The Future Of The U.S. Economy

There is a lot of fear of the Biden Administration’s economic plans and fear of inflation. Mortgage rates have skyrocketed by almost 0.75% percent in recent days due to both mortgage-backed securities and U.S. Treasuries sold off on inflation concerns. Many analysts and economists feel the market is overreacting while others see pending economic disasters waiting to happen. Fear of inflation is a negative for the bond market due to the devaluation of bond yields. Inflation fears can trigger the Central Bank to increase the current zero percent interest rate. The good news is that mortgage rates still remain at near historic lows. However, even with low rates, refinance mortgage loan applications fell sharply due to the sudden spike in rates.

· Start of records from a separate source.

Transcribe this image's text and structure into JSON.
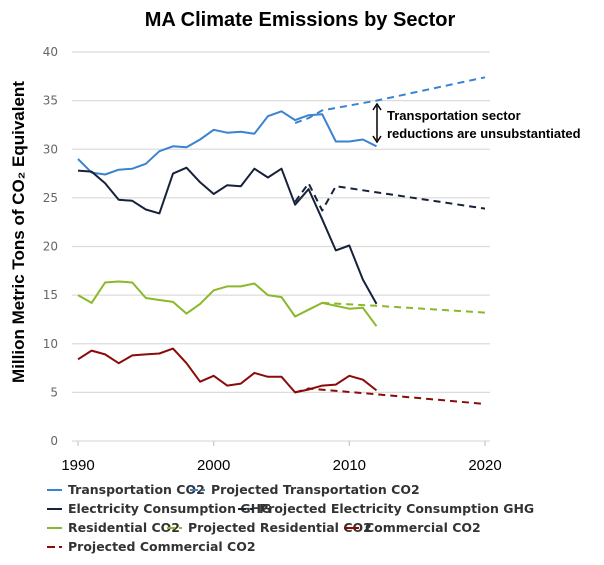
{
  "chart_data": {
    "type": "line",
    "title": "MA Climate Emissions by Sector",
    "xlabel": "",
    "ylabel": "Million Metric Tons of CO₂ Equivalent",
    "xlim": [
      1990,
      2020
    ],
    "ylim": [
      0,
      40
    ],
    "xticks": [
      1990,
      2000,
      2010,
      2020
    ],
    "yticks": [
      0,
      5,
      10,
      15,
      20,
      25,
      30,
      35,
      40
    ],
    "grid": "horizontal",
    "legend_position": "bottom",
    "series": [
      {
        "name": "Transportation CO2",
        "color": "#3a83d0",
        "style": "solid",
        "x": [
          1990,
          1991,
          1992,
          1993,
          1994,
          1995,
          1996,
          1997,
          1998,
          1999,
          2000,
          2001,
          2002,
          2003,
          2004,
          2005,
          2006,
          2007,
          2008,
          2009,
          2010,
          2011,
          2012
        ],
        "y": [
          29.0,
          27.6,
          27.4,
          27.9,
          28.0,
          28.5,
          29.8,
          30.3,
          30.2,
          31.0,
          32.0,
          31.7,
          31.8,
          31.6,
          33.4,
          33.9,
          33.0,
          33.5,
          33.6,
          30.8,
          30.8,
          31.0,
          30.3
        ]
      },
      {
        "name": "Projected Transportation CO2",
        "color": "#3a83d0",
        "style": "dashed",
        "x": [
          2006,
          2007,
          2008,
          2012,
          2020
        ],
        "y": [
          32.7,
          33.2,
          34.0,
          35.0,
          37.4
        ]
      },
      {
        "name": "Electricity Consumption GHG",
        "color": "#16213a",
        "style": "solid",
        "x": [
          1990,
          1991,
          1992,
          1993,
          1994,
          1995,
          1996,
          1997,
          1998,
          1999,
          2000,
          2001,
          2002,
          2003,
          2004,
          2005,
          2006,
          2007,
          2008,
          2009,
          2010,
          2011,
          2012
        ],
        "y": [
          27.8,
          27.7,
          26.5,
          24.8,
          24.7,
          23.8,
          23.4,
          27.5,
          28.1,
          26.6,
          25.4,
          26.3,
          26.2,
          28.0,
          27.1,
          28.0,
          24.3,
          25.9,
          22.8,
          19.6,
          20.1,
          16.6,
          14.1
        ]
      },
      {
        "name": "Projected Electricity Consumption GHG",
        "color": "#16213a",
        "style": "dashed",
        "x": [
          2006,
          2007,
          2008,
          2009,
          2020
        ],
        "y": [
          24.6,
          26.5,
          23.7,
          26.2,
          23.9
        ]
      },
      {
        "name": "Residential CO2",
        "color": "#8ab82a",
        "style": "solid",
        "x": [
          1990,
          1991,
          1992,
          1993,
          1994,
          1995,
          1996,
          1997,
          1998,
          1999,
          2000,
          2001,
          2002,
          2003,
          2004,
          2005,
          2006,
          2007,
          2008,
          2009,
          2010,
          2011,
          2012
        ],
        "y": [
          15.0,
          14.2,
          16.3,
          16.4,
          16.3,
          14.7,
          14.5,
          14.3,
          13.1,
          14.1,
          15.5,
          15.9,
          15.9,
          16.2,
          15.0,
          14.8,
          12.8,
          13.5,
          14.2,
          13.9,
          13.6,
          13.7,
          11.8
        ]
      },
      {
        "name": "Projected Residential CO2",
        "color": "#8ab82a",
        "style": "dashed",
        "x": [
          2008,
          2012,
          2020
        ],
        "y": [
          14.2,
          13.9,
          13.2
        ]
      },
      {
        "name": "Commercial CO2",
        "color": "#8b0a0a",
        "style": "solid",
        "x": [
          1990,
          1991,
          1992,
          1993,
          1994,
          1995,
          1996,
          1997,
          1998,
          1999,
          2000,
          2001,
          2002,
          2003,
          2004,
          2005,
          2006,
          2007,
          2008,
          2009,
          2010,
          2011,
          2012
        ],
        "y": [
          8.4,
          9.3,
          8.9,
          8.0,
          8.8,
          8.9,
          9.0,
          9.5,
          8.0,
          6.1,
          6.7,
          5.7,
          5.9,
          7.0,
          6.6,
          6.6,
          5.0,
          5.3,
          5.7,
          5.8,
          6.7,
          6.3,
          5.2
        ]
      },
      {
        "name": "Projected Commercial CO2",
        "color": "#8b0a0a",
        "style": "dashed",
        "x": [
          2006,
          2007,
          2012,
          2020
        ],
        "y": [
          5.0,
          5.4,
          4.8,
          3.8
        ]
      }
    ],
    "annotation": {
      "lines": [
        "Transportation sector",
        "reductions are unsubstantiated"
      ],
      "arrow": "double-headed vertical arrow"
    }
  }
}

What This Means For The Housing Market

What This Means For The Housing Market

The housing market has been out of control for the past 7 years. This holds true with mortgage rates all over the map. There is still more demand for housing than the inventory of homes. Despite the sudden spike in mortgage rates, demand for housing is still expected to remain strong. Both HUD and the Federal Housing Agency (FHFA) have been increasing FHA and Conforming Loan Limits for the past 5 years. the 2021 FHA loan limit has increased to $356,362. 2021 conforming loan limit is now capped at $548,250. Both HUD and the FHFA have been steadily increasing FHA and Conventional loan limits for the past five years due to homebuyers being priced out of the housing market. The bottom line is mortgage rates are still at near historic lows. The sharp sudden uptick in mortgage rates recently still has not increased rates than what rates were over a year ago.  The ever-increasing home prices year after year seem to be a concern due to having many would-be homebuyers being priced out of buying a home. Many homes in lower-taxed states are selling over 10% list price. Many homebuyers are hoping for a housing correction. However, from the numbers we see on-demand for homes, we do not anticipate a substantial housing market correction in the near future.